The Appellant also states that “A number of these e-mails could also be considered as vexatious, causing some measure of distress to the individuals to whom they are targeted.” The Tribunal had sight of the chronology of correspondence and the communications themselves.
The Tribunal notes that the correspondence sent by the Second Respondent prior to receiving the Appellant’s refusal letter were sent within a relatively short timeframe. All correspondence relates to the same issue. Its tone was throughout reasonably polite, albeit the Appellant was clearly exasperated at the adverse outcome he faced. The Tribunal considered that this is to be expected, provided responses remain within the reasonable bounds of polite discourse and even then public authorities should allow a margin of tolerance towards disappointed individuals. None of the correspondence viewed by the Tribunal had wording in it that could be deemed vexatious in nature. Whilst there was in one email, the mention of going to law, but again this was to be expected in circumstances in which a public body has taken a decision contrary to the interests of an individual or organisation.
In Dransfield the Upper Tribunal considered how the burden of a request can be deemed vexatious, “...the context and history of the particular request, in terms of the previous course of dealings between the individual requester and the public authority in question, must be considered in assessing whether it is properly to be characterised as vexatious. In particular, the number, breadth, pattern and duration of previous requests may be a telling factor...” (at 29) and “...vexatiousness may be evidenced by obsessive conduct that harasses or distresses staff, uses intemperate language, makes wide-ranging and unsubstantiated allegations of criminal behaviour or is in any other respects extremely offensive...” (at 39).
As noted above, Arden LJ stated that “The decision maker should consider all the relevant circumstances in order to reach a balanced conclusion as to whether a request is vexatious.” and that “Parliament has chosen a strong word which therefore means that the hurdle of satisfying it is a high one...”
In the Tribunal’s view the Appellant has touched on some of the core issues set out in Dransfield when justifying its refusal notice dated 14 February 2022. However, it has not provided enough evidence to satisfy the high bar to show that the Request is disproportionate and therefore manifestly unreasonable under regulation 12(4)(b) EIR.
When looking at the burden of the Request on the Appellant, the First Respondent referred the Tribunal to Cabinet Office v Information Commissioner and Ashton [2018] UKUT 208 (AAC), emphasising the high burden required to justify the application of s.14 / regulation 12(4)(b).
In this regard, the Tribunal accepted the First Respondent’s submission that the requested information is likely to be easily obtainable, and would not apply a heavy burden on the Appellant.
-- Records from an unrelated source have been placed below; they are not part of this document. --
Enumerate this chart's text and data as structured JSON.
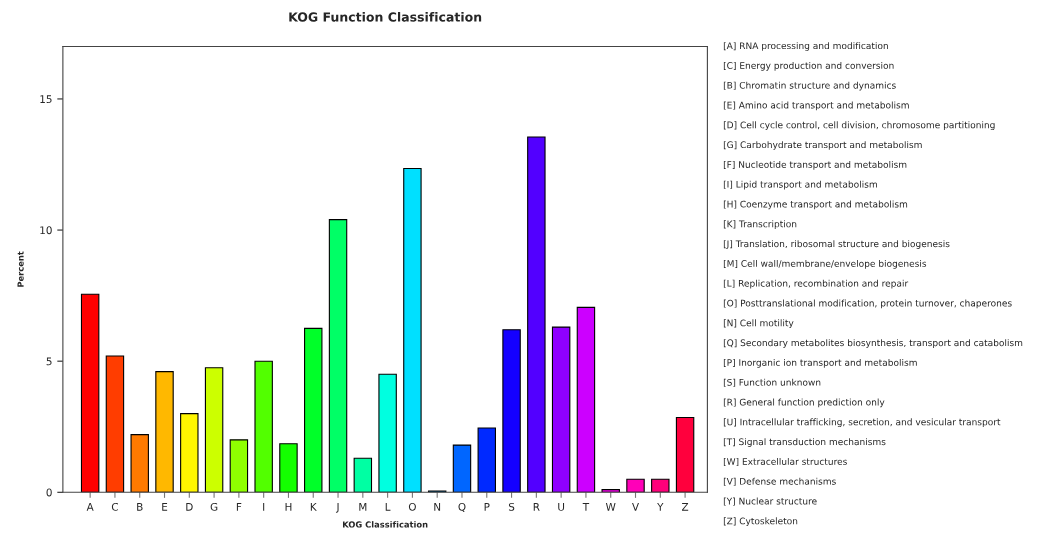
{
  "chart_data": {
    "type": "bar",
    "title": "KOG Function Classification",
    "xlabel": "KOG Classification",
    "ylabel": "Percent",
    "categories": [
      "A",
      "C",
      "B",
      "E",
      "D",
      "G",
      "F",
      "I",
      "H",
      "K",
      "J",
      "M",
      "L",
      "O",
      "N",
      "Q",
      "P",
      "S",
      "R",
      "U",
      "T",
      "W",
      "V",
      "Y",
      "Z"
    ],
    "values": [
      7.55,
      5.2,
      2.2,
      4.6,
      3.0,
      4.75,
      2.0,
      5.0,
      1.85,
      6.25,
      10.4,
      1.3,
      4.5,
      12.35,
      0.05,
      1.8,
      2.45,
      6.2,
      13.55,
      6.3,
      7.05,
      0.1,
      0.5,
      0.5,
      2.85
    ],
    "colors": [
      "#ff0000",
      "#ff3d00",
      "#ff7a00",
      "#ffb800",
      "#fff500",
      "#ccff00",
      "#8fff00",
      "#52ff00",
      "#14ff00",
      "#00ff29",
      "#00ff66",
      "#00ffa3",
      "#00ffe0",
      "#00e0ff",
      "#00a3ff",
      "#0066ff",
      "#0029ff",
      "#1400ff",
      "#5200ff",
      "#8f00ff",
      "#cc00ff",
      "#ff00f5",
      "#ff00b8",
      "#ff007a",
      "#ff003d"
    ],
    "ylim": [
      0,
      17
    ],
    "yticks": [
      0,
      5,
      10,
      15
    ],
    "grid": false,
    "annotations": [
      "[A] RNA processing and modification",
      "[C] Energy production and conversion",
      "[B] Chromatin structure and dynamics",
      "[E] Amino acid transport and metabolism",
      "[D] Cell cycle control, cell division, chromosome partitioning",
      "[G] Carbohydrate transport and metabolism",
      "[F] Nucleotide transport and metabolism",
      "[I] Lipid transport and metabolism",
      "[H] Coenzyme transport and metabolism",
      "[K] Transcription",
      "[J] Translation, ribosomal structure and biogenesis",
      "[M] Cell wall/membrane/envelope biogenesis",
      "[L] Replication, recombination and repair",
      "[O] Posttranslational modification, protein turnover, chaperones",
      "[N] Cell motility",
      "[Q] Secondary metabolites biosynthesis, transport and catabolism",
      "[P] Inorganic ion transport and metabolism",
      "[S] Function unknown",
      "[R] General function prediction only",
      "[U] Intracellular trafficking, secretion, and vesicular transport",
      "[T] Signal transduction mechanisms",
      "[W] Extracellular structures",
      "[V] Defense mechanisms",
      "[Y] Nuclear structure",
      "[Z] Cytoskeleton"
    ]
  }
}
The wording of the request means the Appellant is only looking within an 8-week timeframe.
The Appellant states in its grounds of appeal that “there is no Public Interest whatsoever in the requested information”. The Tribunal took the view however that the planning permission would have had a monetary benefit for Oldfield Rugby Club; therefore, it is not just the Requestor, but those involved with the Club who would benefit from the transparency behind the decision of the Appellant objecting to the planning permission.
The Tribunal found that the First Respondent’s decision was correct and that the request is not manifestly unreasonable, and the Appellant is therefore not entitled to rely on regulation 12(4)(b) EIR to refuse to provide the requested information. The Appellant has 35 days in which to disclose the information sought or to respond on a basis that does not include reliance on regulation 12 (4)(b) of the Environmental Information Regulations 2004.